Running under the slogan of "Gobyernong may Puso," Poe said she would put an end to "endo," a colloquial term pertaining to the phrase "end of contract" that signals the end of a person's temporary contractual tenure, or the rampant contractualization policy in the labor sector.

For his part, Poe's running mate, independent vice-presidential contender Sen.

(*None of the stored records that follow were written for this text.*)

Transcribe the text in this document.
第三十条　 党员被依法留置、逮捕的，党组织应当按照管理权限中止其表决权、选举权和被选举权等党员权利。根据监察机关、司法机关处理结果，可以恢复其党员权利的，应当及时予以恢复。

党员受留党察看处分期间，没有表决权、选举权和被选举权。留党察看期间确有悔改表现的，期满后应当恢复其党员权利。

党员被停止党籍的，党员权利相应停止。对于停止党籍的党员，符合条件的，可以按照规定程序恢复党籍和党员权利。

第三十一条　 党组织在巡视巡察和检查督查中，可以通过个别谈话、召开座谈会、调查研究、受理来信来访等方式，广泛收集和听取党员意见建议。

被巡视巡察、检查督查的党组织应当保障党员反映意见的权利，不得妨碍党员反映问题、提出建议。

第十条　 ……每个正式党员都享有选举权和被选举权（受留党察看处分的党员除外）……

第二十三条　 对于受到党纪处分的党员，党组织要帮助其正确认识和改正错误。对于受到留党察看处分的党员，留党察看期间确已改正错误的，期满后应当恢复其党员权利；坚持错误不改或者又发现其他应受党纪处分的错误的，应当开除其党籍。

Francis "Chiz" Escudero, said "Gobyernong may Puso" will shave income tax rates to boost the take-home pay of millions of Filipino salaried workers, who are, he said, "among the most heavily taxed people in Asia."

Escudero said that lowering the country's personal income tax rate, which, "at 32 percent is one of the highest in the continent, will be the on top of the legislative agenda."

He said that, if the government cannot raise the salaries of private sector employees, it might as well ease their tax burden to boost their take-home pay and help them keep up with the rising cost of living.

Since 1997, Escudero explained, when the Tax Reform Act was passed, tax brackets in the Philippines have not changed. However, salaries have been adjusted to inflation, in effect pushing more wage and salary workers into higher brackets, and compelling them to pay higher taxes.

According to the Joint Foreign Chambers of the Philippines, the 32% individual tax rate in the country for income over P500,000 is the second highest in Southeast Asia and the seventh highest in the entire continent.

Japan, which has a top marginal tax rate of 50%, has the highest in Asia.